Now, Kelly is not the only political dill promoting freakish COVID claims. George Christensen takes the cake for his Facebook post expressing his happiness at snagging unproven COVID treatment ivermectin before the TGA got to ban it.

“It was prescribed to me, in safe doses, by a qualified doctor, despite the media and the so-called experts claiming it’s not safe and only meant for horses,’’ the Queensland MP told his followers.

Perhaps the best response was the quick-witted missive by Queensland Deputy Premier Steven Miles, who shot back: “George, you are not a horse.”

Humour aside, Christensen’s stance — where he encourages voters to snare the drug before it is taken banned — should not be tolerated. Like Kelly, he is on the public payroll working actively to derail legitimate and desperately needed health campaigns to protect the public. No other employer would tolerate it. Nor should the parties who put them there and nor should the voters who are the victims of their claptrap.

Anxiety around COVID is at an all-time high. Thousands upon thousands of Australians are waking up daily, plagued by an uncertainty around health and loved ones and business concerns and mortgage repayments.

Year 12 students soon to begin their final school exams are worried about the impact of lockdowns and whether that will stop them pursuing their dreams. Childcare workers see toddlers struggling to share or socialise with peers. Others have not seen family for weeks or months.

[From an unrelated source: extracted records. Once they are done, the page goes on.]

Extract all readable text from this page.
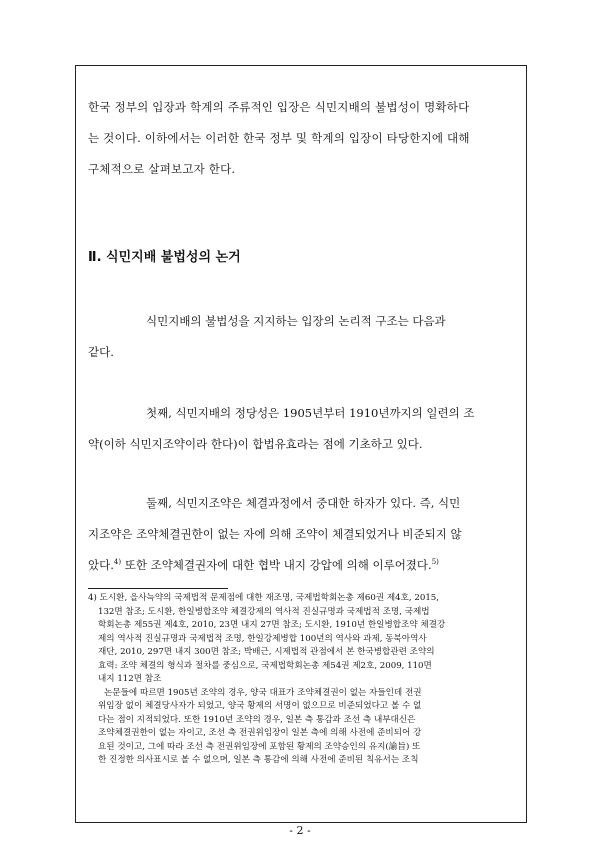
한국 정부의 입장과 학계의 주류적인 입장은 식민지배의 불법성이 명확하다
는 것이다. 이하에서는 이러한 한국 정부 및 학계의 입장이 타당한지에 대해
구체적으로 살펴보고자 한다.
Ⅱ. 식민지배 불법성의 논거
식민지배의 불법성을 지지하는 입장의 논리적 구조는 다음과
같다.
첫째, 식민지배의 정당성은 1905년부터 1910년까지의 일련의 조
약(이하 식민지조약이라 한다)이 합법유효라는 점에 기초하고 있다.
둘째, 식민지조약은 체결과정에서 중대한 하자가 있다. 즉, 식민
지조약은 조약체결권한이 없는 자에 의해 조약이 체결되었거나 비준되지 않
았다.$^{4)}$ 또한 조약체결권자에 대한 협박 내지 강압에 의해 이루어졌다.$^{5)}$
4) 도시환, 을사늑약의 국제법적 문제점에 대한 재조명, 국제법학회논총 제60권 제4호, 2015,
132면 참조; 도시환, 한일병합조약 체결강제의 역사적 진실규명과 국제법적 조명, 국제법
학회논총 제55권 제4호, 2010, 23면 내지 27면 참조; 도시환, 1910년 한일병합조약 체결강
제의 역사적 진실규명과 국제법적 조명, 한일강제병합 100년의 역사와 과제, 동북아역사
재단, 2010, 297면 내지 300면 참조; 박배근, 시제법적 관점에서 본 한국병합관련 조약의
효력: 조약 체결의 형식과 절차를 중심으로, 국제법학회논총 제54권 제2호, 2009, 110면
내지 112면 참조
논문들에 따르면 1905년 조약의 경우, 양국 대표가 조약체결권이 없는 자들인데 전권
위임장 없이 체결당사자가 되었고, 양국 황제의 서명이 없으므로 비준되었다고 볼 수 없
다는 점이 지적되었다. 또한 1910년 조약의 경우, 일본 측 통감과 조선 측 내부대신은
조약체결권한이 없는 자이고, 조선 측 전권위임장이 일본 측에 의해 사전에 준비되어 강
요된 것이고, 그에 따라 조선 측 전권위임장에 포함된 황제의 조약승인의 유지(諭旨) 또
한 진정한 의사표시로 볼 수 없으며, 일본 측 통감에 의해 사전에 준비된 칙유서는 조칙
- 2 -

COVID has presented a community challenge and the response needs to provide the community with confidence; the contributions of the UAP and Christensen just feed community anxiety. And they risk undermining both the national response to the outbreak and the vaccine rollout where we need to sing from a national hymnbook.

NSW Deputy Premier John Barilaro decided to sing out of tune yesterday, saying restrictions would be lifted “including for the unvaccinated’’ when 80% of people aged 16 and over were fully vaccinated.

The impact of that statement wasn’t lost on his leader, with Premier Gladys Berejiklian having to quash suggestions that the unvaccinated should share the spoils of those lining up for the jab. Her comments were important given the slow down in vaccines being administered this week:

I want to say it clearly: if you are not vaccinated, you will not have the freedoms that vaccinated people have even when we get to 80% double-dose.

That’s the message we need to hear in NSW and in every other state, and supported by the Commonwealth. That’s the message all our political parties need to share. And it’s a message most of us might even cop on text.